Orient also presented the global version of the golden-brown moon-phase model, now as reference RE-AY0121A. This, too, is identical to the JDM version except for the cordovan strap, and is limited to 180 units.

Finally, Orient also announced global references in the M34 series. Here, we actually get slightly different dial variations than the Japanese variants. Technically, the watches have the same case dimensions, style, and movement.

·         Reference RE-BY0004A has a blue MOP dial, comes with a steel bracelet, and is not a limited edition.

·         Ref. RE-BY0005A has a green MOP dial, comes with a steel bracelet, and is also not limited.         

·         RK-BY0007A has a charcoal-grey dial similar to the JDM RK-BY0006A, comes with both a steel bracelet and calf leather strap, and is limited to 500 units.

No global version of the titanium 1964 Diver has been announced, yet.

Wednesday 6 September 2023

Presenting the Orient Star "M Collection"

Orient has just announced a new collection of Orient Star watches, dubbed the "M Collection". The announcement claims these "M" models represent an even higher quality than most Orient Stars – this of course has yet to be seen in person, but the pictures no doubt tell a compelling story.

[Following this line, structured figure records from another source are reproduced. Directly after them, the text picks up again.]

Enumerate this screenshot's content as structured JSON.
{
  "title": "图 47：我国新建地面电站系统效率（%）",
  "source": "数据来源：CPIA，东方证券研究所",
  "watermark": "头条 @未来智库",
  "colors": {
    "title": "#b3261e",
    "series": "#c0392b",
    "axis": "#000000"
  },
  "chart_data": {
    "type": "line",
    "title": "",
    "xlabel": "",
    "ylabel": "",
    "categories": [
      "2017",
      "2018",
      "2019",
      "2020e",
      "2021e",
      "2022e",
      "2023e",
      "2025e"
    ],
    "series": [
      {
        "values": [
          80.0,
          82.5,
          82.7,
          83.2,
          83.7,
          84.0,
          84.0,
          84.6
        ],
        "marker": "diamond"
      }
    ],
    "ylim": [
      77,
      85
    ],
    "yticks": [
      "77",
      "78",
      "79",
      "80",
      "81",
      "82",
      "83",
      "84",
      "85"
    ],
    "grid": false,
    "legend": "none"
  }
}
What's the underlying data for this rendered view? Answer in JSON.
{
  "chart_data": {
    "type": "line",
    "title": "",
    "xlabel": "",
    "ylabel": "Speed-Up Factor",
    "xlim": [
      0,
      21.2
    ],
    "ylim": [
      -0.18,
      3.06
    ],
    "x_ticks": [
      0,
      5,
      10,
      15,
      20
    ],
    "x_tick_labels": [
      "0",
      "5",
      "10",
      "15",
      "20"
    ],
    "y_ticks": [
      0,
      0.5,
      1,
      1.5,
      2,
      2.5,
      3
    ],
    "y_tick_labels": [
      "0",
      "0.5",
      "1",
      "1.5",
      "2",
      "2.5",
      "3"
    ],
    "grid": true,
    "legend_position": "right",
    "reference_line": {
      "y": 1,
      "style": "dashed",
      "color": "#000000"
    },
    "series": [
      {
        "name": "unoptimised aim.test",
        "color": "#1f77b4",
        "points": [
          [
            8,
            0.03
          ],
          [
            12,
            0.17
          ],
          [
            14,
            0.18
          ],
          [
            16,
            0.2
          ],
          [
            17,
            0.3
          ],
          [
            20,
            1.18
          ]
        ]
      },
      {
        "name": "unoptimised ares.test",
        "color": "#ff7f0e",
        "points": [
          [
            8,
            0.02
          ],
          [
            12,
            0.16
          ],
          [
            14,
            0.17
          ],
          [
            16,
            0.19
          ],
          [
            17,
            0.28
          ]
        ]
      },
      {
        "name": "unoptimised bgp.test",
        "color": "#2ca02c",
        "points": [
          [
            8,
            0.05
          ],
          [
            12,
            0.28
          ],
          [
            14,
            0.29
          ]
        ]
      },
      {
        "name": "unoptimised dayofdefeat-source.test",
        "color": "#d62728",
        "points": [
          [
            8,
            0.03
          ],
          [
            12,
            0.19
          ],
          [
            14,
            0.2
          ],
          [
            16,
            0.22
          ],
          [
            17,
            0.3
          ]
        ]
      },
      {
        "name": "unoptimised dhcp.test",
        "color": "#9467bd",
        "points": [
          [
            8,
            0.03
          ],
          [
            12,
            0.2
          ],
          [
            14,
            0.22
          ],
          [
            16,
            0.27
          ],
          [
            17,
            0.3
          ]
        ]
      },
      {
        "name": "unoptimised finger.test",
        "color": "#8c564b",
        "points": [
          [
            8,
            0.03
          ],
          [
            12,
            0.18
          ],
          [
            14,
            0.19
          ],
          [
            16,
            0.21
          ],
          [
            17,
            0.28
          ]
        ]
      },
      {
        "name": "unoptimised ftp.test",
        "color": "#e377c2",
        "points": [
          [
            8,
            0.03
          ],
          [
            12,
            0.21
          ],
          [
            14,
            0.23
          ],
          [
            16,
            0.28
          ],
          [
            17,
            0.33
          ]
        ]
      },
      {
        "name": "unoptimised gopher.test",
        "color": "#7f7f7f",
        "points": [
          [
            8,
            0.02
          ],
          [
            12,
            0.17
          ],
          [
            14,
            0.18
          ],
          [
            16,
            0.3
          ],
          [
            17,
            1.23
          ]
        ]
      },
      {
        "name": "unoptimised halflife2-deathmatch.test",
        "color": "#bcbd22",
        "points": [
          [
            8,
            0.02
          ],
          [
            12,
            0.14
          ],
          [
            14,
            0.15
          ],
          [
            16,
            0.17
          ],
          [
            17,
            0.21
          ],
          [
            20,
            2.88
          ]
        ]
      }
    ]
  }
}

M45 F7 Mechanical Moon Phase

At the top of the line sits a new version of Orient's moon-phase watch, reference RK-AY0120A. It is a full (no "open heart") mother-of-pearl dial, similar to last year's MOP moon-phase model. The new dial is a very warm mix of golden-brown shades, matched to a complementary bronze-plated bezel and brown crocodile leather strap (a steel bracelet is also included). A very elegant combination indeed.

That said, there does not seem to be any real difference between the "M" version and previous moon phase references from the Classic collection, and the slightly higher price here probably just reflects the bezel plating.

You get the same F7M65 movement, a quality automatic 50-hour caliber with +15/-5 seconds per day accuracy, the same dimensions of 41mm width and 49mm length, Orient Star's SAR-coated sapphire crystal, etc. This model is limited to 350 pieces.


M42 Diver 1964 Titanium

Or, "M42 Diver 1964 2nd Edition F6 Date 200m Titanium" to be precise, as Orient is joining the Swiss trend of super-long names for watches, reference RK-AU0701B.

The new model is based on the "Diver 1964 2nd edition" released in 2022, with the main difference being that it's made of titanium – making it much lighter than the steel versions, at 113g vs. 175g. Many might also prefer the somewhat warmer and less bright shade of the Titanium finish, which makes it look less dressy and more "tool watch".

Again, all other technical and visual elements are the same – including case dimensions (41mm wide, 49.6mm long), movement (F6N47 with +25/-15 seconds per day accuracy), and dial design (only differing in the addition of "titanium" to the dial text).

The bracelet, too, is Titanium of course, inclusive of a diver's extension, but unlike the previous releases, no rubber band is included. The price is about 15% higher than the steel models, which is a reasonable premium for titanium.


M34 F7 Semi-skeleton

This is a new Orient Star semi-skeleton design, not radically different from previous semi-skeletons, yet it is modernized with a new movement, caliber F7F44, featuring +15/-5 seconds per day accuracy.

The first thing to notice about the new M34 watches is the mother-of-pearl dial. At closer look you can also appreciate tasteful little elements, like the tracks of the seconds sub-dial and the power reserve indicator.

The M34 line includes four references –

·         RK-BY0001A with a blue-green gradient dial, comes with a steel bracelet, and costs around 950 USD.

·         RK-BY0002A with a golden-brown dial, comes with a steel bracelet, and costs around 950 USD – now available only on Orient Star's online store.         

·         RK-BY0003A with a blue-green dial, comes with a steel bracelet and leather strap, and costs a little over 1,000 USD – now available only on Orient Star's Prestige shops.

·         RK-BY0006A with a charcoal-grey dial, limited to 300 units, comes with a steel bracelet and leather strap, and costs a little over 1,000 USD.

All references feature a 40mm wide case, 47.3 long lug-to-lug, 13mm thick and having a 20mm lug width. The front and back crystals are sapphire, and water resistance is 100m.